No unfortunately - it's a closed-source Enterprise feature I believe. But the current differential is pretty large and nobody is shouting loud that they can fix it using the PGO that I've heard. And what will the PGO determine that a JIT can't also do?
A number of things actually. For one, most JIT implementations only optimize once, instead of continuously. The result is machine code that is optimized for the sorts of things done at startup, as opposed to steady state operation. For example, I have a Play app that takes a minute to start up. The JIT does a great job of optimizing the code that is called during the setup process, but the API code itself doesn't get much optimization.
With PGO, I can get a more representative profiling dataset, allowing the JIT to see actual production loads instead of startup loads.
And for CLI apps, PGO code starts up fast and never slows down to profile or optimize.
> For one, most JIT implementations only optimize once, instead of continuously. The result is machine code that is optimized for the sorts of things done at startup
Funny you should mention that - the author of this blog post has another post on fixing that problem for one specific (but very practical) case where we want to disregard some profiling information from the startup phase because it pollutes the genuine profiling information.
Most JIT compilers will go after any code that shows up as hot, regardless of when it executes. If your API code is that, even a minute after startup, it should really be getting optimized…
Think of an use case where you have an API whose mode behavior is to do nothing, waiting for a call... but commonly gets calls that are very compute intense for short bursts of time.
With the most common type of JITs, which profile once and compile once, I'm going to get code that is optimized for startup and initialization.
If I have an "advanced" JIT, which is constantly deoptimizing and reoptimizing for whatever it sees as the hottest path for some arbitrarily chosen snapshot of time, I'm going to see my compute-intensive code slowed down so that it can optimize and compile it every time that endpoint is called, but then subsequently deoptimized while it is sitting around waiting for something to do, ensuring that I have to go through the same process the next time it is called. You can actually see a lot of situations where this regime could be even worse than a naive startup-based single optimization, which is why it is actually not that common outside of dynamically typed languages.
With PGO, I can select a profile snapshot during a stress test, and get heavily optimized code specifically for the things that actually stress the server. And it will stay optimized for that use case.

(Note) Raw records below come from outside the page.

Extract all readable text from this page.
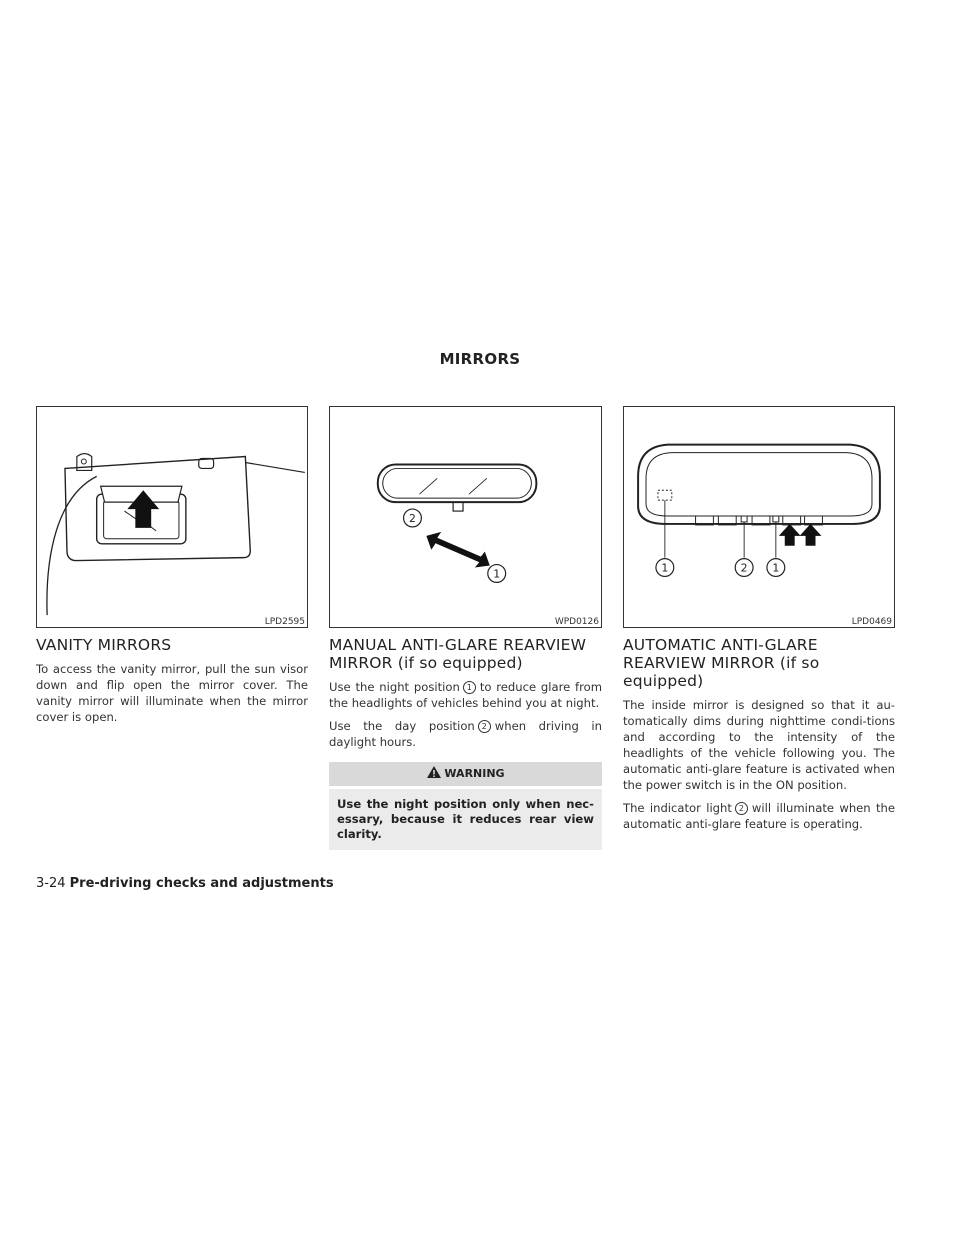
MIRRORS
LPD2595
2
1
WPD0126
1	2 1
LPD0469
VANITY MIRRORS

To access the vanity mirror, pull the sun visor down and flip open the mirror cover. The vanity mirror will illuminate when the mirror cover is open.

MANUAL ANTI-GLARE REARVIEW MIRROR (if so equipped)

Use the night position 1 to reduce glare from the headlights of vehicles behind you at night.

Use the day position 2 when driving in daylight hours.

WARNING
Use the night position only when nec-essary, because it reduces rear view clarity.
AUTOMATIC ANTI-GLARE REARVIEW MIRROR (if so equipped)

The inside mirror is designed so that it au-tomatically dims during nighttime condi-tions and according to the intensity of the headlights of the vehicle following you. The automatic anti-glare feature is activated when the power switch is in the ON position.

The indicator light 2 will illuminate when the automatic anti-glare feature is operating.

3-24 Pre-driving checks and adjustments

The most commonly used JIT in the world is almost certainly the one in the OpenJDK, which is of the advanced kind. And it does not suffer from the problem you are talking about, because it only ever looks at code that is getting executed.
Basically, it will do something like: interpret a function for a the first few thousand times it is executed, collecting execution metrics. After a threshold is reached, next time that function is called, start compiling it, optimizing based on the execution metrics collected earlier. Leave behind a few hooks for future changes. Keep collecting metrics from function execution. If the profile of execution changes significantly, re-compile the function according to the new profile (possibly doing things like un-inlining).
This is perfectly aligned with a startup vs normal production use workflow. The only problems can appear if you have a continually changing pattern of execution through the same function.
HotSpot certainly does better than the vast majority of JITs out there, but it is definitely not perfect. If you have a JIT cache that is too small (really easy to do if you're not aware of the JIT settings or what they do), or your code does most of its heavy lifting in functions that are not called very often (because call frequency is the only heuristic it uses to prioritize optimization), you can easily trap yourself into horribly optimized executables that the JIT doesn't know its way out of.
And since Java 11, OpenJDK has inherited the PGO and JIT caches capabilities of J/Rockit, but people still use Java 8, so they have any idea of what modern Java JITs are actually capable of.